企業から外国人雇用の労務顧問を継続的に獲得する営業手法は?
行政書士が企業から外国人雇用の労務顧問を継続的に獲得するためには、単なる「ビザ申請の代行屋さんではなく、雇用主である企業をリスクから守る提案や、外国人雇用に関する採用戦略の提案まで入り込めることが必要です。
目次
1. 顧問受任のための「コンサルティング基盤」の整備
企業が顧問契約を結ぶ最大の動機は、不法就労助長罪などの法的リスクの回避と、人事担当者の負担軽減です。まずは、その期待に応える「受皿」を強化します。
外国人雇用に特化した労務監査サービスの整備
現状の在留資格が適切か、資格外活動の時間は守られているかなどを診断する「外国人労務監査」を標準化します。これにより、スポットの申請業務では見えにくい「潜在的なリスク」を可視化し、顧問契約の必要性を訴求します。
在留資格ごとの採用戦略の提案
通常の外国人材紹介会社では、自社が採用してほしい人材を提案するため、企業にとって最適な人材が紹介されるとは限りません。しかし行政書士という士業の立場であれば、提案する人材の在留資格に制限がないため、企業が本当に必要とする人材の要件を満たす在留資格・人材の提案を行うことができます。また、採用戦略に士業の立場からかかわっていくことで、外国人の不法就労リスクの軽減にもつながります。
2. 顧問契約獲得のポイント
顧問契約の獲得には、決裁権を持つ経営者や人事部長に対し、信頼と専門性を直接届けるアプローチが必要です。
特定技能の「登録支援機関」や「人材紹介会社」との戦略的提携
外国人の送り出しを行う機関や紹介会社にとって、入管法に強い行政書士は最大のパートナーです。これらの機関と提携し、彼らのクライアント企業に対して「労務コンプライアンス顧問」として紹介されるルートを確立します。これが最も確度の高いリード(見込み客)獲得に繋がります。
「リスク管理」をテーマにしたセミナー(情報発信)
「入管法改正と企業の罰則規定」や「技能実習から特定技能への移行ポイント」など、企業が今すぐ知りたい情報をテーマにしたセミナーを定期開催します。

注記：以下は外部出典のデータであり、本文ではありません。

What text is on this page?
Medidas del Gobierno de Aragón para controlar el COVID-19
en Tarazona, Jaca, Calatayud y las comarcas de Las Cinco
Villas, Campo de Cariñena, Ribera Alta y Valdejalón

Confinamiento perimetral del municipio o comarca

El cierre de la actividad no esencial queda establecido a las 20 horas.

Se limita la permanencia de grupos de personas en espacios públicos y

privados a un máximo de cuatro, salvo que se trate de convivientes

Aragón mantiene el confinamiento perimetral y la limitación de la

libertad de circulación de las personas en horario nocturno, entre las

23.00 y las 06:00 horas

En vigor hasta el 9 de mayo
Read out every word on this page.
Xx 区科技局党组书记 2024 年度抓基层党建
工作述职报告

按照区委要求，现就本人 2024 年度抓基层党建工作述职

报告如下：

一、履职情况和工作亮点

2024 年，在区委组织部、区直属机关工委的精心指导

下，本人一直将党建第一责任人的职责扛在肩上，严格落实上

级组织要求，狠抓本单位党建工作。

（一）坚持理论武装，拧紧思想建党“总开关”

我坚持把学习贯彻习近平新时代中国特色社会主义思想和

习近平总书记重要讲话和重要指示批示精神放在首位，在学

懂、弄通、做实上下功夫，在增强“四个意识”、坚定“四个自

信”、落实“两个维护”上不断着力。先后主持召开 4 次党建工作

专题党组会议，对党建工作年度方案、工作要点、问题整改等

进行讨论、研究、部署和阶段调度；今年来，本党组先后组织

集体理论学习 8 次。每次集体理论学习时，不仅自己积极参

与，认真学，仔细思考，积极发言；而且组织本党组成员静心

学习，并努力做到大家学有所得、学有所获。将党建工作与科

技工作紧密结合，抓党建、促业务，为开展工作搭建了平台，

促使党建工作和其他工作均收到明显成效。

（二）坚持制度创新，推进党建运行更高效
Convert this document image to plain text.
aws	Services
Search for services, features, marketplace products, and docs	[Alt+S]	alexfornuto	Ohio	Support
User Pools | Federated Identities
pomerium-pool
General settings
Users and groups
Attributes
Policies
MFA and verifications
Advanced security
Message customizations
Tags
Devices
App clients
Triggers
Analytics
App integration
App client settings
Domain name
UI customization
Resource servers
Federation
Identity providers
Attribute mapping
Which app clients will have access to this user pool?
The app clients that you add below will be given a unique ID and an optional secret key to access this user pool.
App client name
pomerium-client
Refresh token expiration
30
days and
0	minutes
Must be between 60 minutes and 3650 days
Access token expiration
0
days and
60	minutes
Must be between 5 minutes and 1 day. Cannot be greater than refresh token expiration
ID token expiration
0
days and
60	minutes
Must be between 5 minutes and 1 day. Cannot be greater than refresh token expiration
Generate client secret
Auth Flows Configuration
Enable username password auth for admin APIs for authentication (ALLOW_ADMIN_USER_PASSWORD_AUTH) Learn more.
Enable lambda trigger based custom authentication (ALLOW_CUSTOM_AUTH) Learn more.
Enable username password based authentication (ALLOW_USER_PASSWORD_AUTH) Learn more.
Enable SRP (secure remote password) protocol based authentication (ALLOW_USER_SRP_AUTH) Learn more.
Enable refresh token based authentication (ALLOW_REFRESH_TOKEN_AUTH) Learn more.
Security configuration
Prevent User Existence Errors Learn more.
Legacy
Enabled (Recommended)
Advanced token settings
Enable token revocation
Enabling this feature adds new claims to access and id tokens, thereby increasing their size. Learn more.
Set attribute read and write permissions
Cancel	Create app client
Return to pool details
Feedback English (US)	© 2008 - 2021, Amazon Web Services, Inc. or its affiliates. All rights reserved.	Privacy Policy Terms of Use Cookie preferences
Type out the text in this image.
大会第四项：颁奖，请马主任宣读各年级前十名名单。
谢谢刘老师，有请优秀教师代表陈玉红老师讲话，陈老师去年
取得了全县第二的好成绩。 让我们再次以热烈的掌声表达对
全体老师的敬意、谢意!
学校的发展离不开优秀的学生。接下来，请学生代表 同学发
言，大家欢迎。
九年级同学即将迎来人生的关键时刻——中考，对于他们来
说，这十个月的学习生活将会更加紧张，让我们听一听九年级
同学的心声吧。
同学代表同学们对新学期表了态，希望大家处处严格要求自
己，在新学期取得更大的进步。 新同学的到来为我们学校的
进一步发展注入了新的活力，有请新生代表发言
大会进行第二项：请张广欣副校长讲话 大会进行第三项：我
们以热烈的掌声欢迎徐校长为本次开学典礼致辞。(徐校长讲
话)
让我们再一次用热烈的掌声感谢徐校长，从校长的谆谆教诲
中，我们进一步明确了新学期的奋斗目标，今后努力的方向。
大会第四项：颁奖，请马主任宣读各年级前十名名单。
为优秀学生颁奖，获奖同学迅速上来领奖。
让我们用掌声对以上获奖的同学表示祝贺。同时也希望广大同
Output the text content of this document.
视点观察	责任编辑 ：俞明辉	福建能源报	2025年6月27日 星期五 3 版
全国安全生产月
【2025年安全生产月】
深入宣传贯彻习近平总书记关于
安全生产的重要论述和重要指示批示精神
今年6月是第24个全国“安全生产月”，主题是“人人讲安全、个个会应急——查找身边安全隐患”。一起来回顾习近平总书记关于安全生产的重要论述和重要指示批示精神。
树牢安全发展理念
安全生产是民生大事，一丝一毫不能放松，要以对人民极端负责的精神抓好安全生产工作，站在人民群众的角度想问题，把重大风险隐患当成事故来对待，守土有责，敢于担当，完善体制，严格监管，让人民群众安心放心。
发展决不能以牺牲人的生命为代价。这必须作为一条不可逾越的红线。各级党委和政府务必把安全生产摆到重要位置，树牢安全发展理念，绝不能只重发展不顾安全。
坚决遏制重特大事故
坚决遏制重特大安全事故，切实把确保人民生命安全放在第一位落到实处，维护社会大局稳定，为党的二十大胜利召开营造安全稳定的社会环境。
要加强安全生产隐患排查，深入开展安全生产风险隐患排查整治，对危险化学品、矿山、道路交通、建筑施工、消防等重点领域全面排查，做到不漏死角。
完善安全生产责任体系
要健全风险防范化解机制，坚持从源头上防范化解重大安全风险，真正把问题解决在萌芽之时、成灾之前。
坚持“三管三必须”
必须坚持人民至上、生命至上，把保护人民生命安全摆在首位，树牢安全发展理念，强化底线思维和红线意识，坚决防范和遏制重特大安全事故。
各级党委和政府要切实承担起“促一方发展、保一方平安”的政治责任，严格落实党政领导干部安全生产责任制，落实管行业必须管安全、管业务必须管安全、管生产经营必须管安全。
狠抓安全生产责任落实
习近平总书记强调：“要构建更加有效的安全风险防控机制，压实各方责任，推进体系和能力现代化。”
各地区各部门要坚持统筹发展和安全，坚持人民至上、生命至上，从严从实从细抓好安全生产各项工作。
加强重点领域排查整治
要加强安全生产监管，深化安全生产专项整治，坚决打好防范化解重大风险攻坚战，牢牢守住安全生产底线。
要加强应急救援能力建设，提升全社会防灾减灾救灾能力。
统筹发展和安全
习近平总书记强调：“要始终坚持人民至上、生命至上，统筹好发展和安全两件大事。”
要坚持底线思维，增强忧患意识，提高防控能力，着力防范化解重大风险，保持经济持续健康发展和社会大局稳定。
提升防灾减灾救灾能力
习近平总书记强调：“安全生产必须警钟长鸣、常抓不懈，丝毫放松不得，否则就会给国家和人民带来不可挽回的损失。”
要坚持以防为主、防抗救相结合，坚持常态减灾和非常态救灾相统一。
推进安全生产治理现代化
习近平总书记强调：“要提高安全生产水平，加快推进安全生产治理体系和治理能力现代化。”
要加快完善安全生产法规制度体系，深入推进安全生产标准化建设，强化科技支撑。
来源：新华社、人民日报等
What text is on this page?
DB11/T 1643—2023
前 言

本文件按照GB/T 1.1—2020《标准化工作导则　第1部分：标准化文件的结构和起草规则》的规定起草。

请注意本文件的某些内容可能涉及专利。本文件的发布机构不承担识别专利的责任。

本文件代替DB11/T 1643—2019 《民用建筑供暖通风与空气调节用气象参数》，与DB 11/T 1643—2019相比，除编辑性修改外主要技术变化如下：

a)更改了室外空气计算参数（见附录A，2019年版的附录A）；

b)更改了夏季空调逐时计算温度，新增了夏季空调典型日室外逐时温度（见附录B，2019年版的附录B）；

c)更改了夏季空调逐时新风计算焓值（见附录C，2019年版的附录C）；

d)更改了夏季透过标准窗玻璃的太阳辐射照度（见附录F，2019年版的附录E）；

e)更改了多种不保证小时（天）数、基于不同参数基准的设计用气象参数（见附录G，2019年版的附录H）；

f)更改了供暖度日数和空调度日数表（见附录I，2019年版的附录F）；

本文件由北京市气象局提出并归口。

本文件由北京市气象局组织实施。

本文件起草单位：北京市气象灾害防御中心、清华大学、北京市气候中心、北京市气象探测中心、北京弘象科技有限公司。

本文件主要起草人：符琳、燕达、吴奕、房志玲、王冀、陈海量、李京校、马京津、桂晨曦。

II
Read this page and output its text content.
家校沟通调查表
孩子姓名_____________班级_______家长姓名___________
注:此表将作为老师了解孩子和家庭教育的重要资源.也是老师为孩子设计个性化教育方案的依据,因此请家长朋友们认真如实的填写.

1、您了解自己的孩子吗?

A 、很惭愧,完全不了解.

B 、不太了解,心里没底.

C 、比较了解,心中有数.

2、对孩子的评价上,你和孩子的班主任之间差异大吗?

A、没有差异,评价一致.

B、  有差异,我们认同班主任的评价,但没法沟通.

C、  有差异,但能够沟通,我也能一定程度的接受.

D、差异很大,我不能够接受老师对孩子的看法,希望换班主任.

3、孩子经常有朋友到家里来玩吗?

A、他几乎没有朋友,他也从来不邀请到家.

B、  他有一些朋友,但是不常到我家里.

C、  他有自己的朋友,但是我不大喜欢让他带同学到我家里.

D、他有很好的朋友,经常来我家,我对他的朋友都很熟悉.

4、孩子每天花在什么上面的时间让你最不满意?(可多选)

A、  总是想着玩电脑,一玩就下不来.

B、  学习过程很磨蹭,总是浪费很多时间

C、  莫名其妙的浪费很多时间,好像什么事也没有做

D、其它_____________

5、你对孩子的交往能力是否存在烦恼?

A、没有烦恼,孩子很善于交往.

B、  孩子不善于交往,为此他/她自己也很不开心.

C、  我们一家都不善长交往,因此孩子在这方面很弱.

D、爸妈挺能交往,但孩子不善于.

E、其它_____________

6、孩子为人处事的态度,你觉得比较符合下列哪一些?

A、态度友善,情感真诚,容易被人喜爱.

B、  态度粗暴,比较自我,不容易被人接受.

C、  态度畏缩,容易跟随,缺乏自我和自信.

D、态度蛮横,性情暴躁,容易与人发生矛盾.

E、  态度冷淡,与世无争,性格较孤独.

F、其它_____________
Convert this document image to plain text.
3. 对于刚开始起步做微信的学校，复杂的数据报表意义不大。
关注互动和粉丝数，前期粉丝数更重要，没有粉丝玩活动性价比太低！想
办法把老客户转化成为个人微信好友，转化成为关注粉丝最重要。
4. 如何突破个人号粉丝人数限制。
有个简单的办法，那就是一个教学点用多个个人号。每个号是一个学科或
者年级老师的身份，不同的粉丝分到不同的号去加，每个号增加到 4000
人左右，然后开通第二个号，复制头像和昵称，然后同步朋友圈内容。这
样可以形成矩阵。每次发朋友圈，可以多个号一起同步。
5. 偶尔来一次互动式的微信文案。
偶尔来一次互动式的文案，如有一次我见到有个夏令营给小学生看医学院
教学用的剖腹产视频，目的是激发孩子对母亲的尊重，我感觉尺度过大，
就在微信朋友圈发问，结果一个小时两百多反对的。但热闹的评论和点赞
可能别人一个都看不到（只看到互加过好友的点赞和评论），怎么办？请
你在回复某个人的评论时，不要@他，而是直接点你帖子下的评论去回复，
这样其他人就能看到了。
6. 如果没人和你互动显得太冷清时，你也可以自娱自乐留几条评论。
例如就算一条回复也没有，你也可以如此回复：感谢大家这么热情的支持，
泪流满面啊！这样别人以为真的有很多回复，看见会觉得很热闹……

参加特典として「無料外国人雇用診断」をオファーし、現場の課題をヒアリングする機会を創出します。
「先回り型」の情報提供
企業からの問い合わせに対し、入管の最新審査傾向に基づいた回答をなるべく早く伝えることが、企業担当者からの信頼獲得に繋がります。また、法改正が行われる前に「今後予想される影響と対策」をレポートとして送付することで、専門家としての存在感を植え付け、他事務所との差別化にもつながり、解約を予防することができます。
3.これからは「外国人雇用の専門家」のポジションを確保
AIで何でも調べられるこれからの時代において、単なる手続き屋さん、知識を伝える専門家というだけでは企業との継続的な契約は難しくなってきます。単なる書類作成という「作業」や専門家としての「知識」を売るのではなく、外国人を雇用することで生じる不安をゼロにする「安心」や、企業のことを最優先に考えた積極的な提案力が求められます。